Karena bisnis RBT, musisi tidak lagi harus menyepi bertahun-tahun untuk mendapatkan inspirasi pembuatan 1 album lagu. Cukup buat 1 single, rilis dan raup pendapatan yang besar. Bahkan banyak yang berpikir ‘kreatif’ bahwa sukses di dunia musik tidak perlu lagi dengan meniti karir berlama-lama. Cukup unggah video ke YouTube, ciptakan pesan berantai melalui situs jejaring sosial, dan nikmati pengalaman menjadi selebriti dadakan. Sehingga sangat bisa dipahami jika ada yang sampai berseteru hanya untuk menjadi produser dari seorang Briptu Norman, yang awalnya hanya melakukan lipsync untuk sebuah lagu India.

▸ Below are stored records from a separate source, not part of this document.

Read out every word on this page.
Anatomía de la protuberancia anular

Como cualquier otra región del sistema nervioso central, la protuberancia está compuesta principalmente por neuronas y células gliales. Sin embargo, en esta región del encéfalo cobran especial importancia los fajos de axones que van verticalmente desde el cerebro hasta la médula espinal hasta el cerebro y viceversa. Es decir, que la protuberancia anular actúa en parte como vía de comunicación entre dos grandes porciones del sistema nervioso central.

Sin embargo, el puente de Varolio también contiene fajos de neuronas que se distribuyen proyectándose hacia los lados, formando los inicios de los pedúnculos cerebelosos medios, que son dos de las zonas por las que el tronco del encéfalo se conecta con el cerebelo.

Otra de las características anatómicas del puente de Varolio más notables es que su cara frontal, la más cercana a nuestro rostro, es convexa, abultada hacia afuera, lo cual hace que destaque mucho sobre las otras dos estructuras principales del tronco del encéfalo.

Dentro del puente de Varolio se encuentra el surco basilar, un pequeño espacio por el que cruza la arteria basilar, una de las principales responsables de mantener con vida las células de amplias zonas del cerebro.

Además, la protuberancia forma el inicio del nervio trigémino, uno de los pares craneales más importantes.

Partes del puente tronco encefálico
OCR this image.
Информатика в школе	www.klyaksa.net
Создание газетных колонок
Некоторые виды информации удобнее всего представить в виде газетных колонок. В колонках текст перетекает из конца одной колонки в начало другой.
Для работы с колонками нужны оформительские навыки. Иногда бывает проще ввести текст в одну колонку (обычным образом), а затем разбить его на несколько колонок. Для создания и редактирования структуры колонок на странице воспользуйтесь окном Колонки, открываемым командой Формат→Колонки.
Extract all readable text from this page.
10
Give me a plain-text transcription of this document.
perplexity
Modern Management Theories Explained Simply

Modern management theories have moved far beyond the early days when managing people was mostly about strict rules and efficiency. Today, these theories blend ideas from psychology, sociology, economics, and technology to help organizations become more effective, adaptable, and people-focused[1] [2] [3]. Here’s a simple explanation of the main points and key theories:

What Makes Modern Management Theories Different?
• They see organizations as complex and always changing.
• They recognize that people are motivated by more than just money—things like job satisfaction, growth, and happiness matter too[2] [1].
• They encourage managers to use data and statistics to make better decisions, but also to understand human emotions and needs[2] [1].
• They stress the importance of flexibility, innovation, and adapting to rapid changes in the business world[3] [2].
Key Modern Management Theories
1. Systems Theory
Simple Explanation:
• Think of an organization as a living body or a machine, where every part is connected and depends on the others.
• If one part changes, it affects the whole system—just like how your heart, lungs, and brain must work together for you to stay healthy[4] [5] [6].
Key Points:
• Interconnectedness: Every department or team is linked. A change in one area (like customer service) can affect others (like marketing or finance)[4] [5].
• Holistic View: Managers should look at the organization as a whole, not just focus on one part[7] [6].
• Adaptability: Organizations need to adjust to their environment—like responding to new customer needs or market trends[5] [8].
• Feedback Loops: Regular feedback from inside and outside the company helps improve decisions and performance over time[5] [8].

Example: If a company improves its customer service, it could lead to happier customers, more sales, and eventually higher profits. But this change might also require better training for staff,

Bisnis RBT dari sisi operator seluler juga merupakan sebuah lahan yang menjanjikan. Telkomsel - pemimpin pasar seluler Indonesia - menyatakan 5,5 % pendapatannya atau sekitar Rp 500 miliar berasal dari RBT dengan 9 juta pelanggan. Tahun 2011, Telkomsel menargetkan pertumbuhan revenue dari RBT hingga Rp 800 miliar dari sekitar 20 juta pelanggan. Saat ini Telkomsel bekerjsama dengan sekira 100 mitra label rekaman, content provider, digital store provider, dan platform provider yang menyediakan 72.000 NSP (Nada Sambung Pribadi), 15.000 lagu full, 3.000 mini song, dan 1.000 videoclip. Ini baru dari satu operator seluler saja.
Bisnis RBT adalah rising star business. Bagi operator seluler, bisnis konten berbentuk musik ini menjadi salah satu angin segar di saat pendapatan dari produk voice dan text semakin menurun. Bagi musisi, setiap single yang diciptakan memiliki kesempatan yang sama untuk mencetak pendapatan yang besar. Tidak seperti dahulu, dari 1 album yang dirilis mungkin hanya 1 atau 2 single saja yang menjadi hits.
Akhirnya, meski hanya dapat menciptakan 1 single, namun jika single tersebut bisa menciptakan jutaan unduh, sangat mungkin jika saat itu juga sang musisi memutuskan untuk berhenti bermusik. Hasil jutaan unduh RBT tersebut rasanya cukup untuk menjadi modal membuka usaha skala menengah.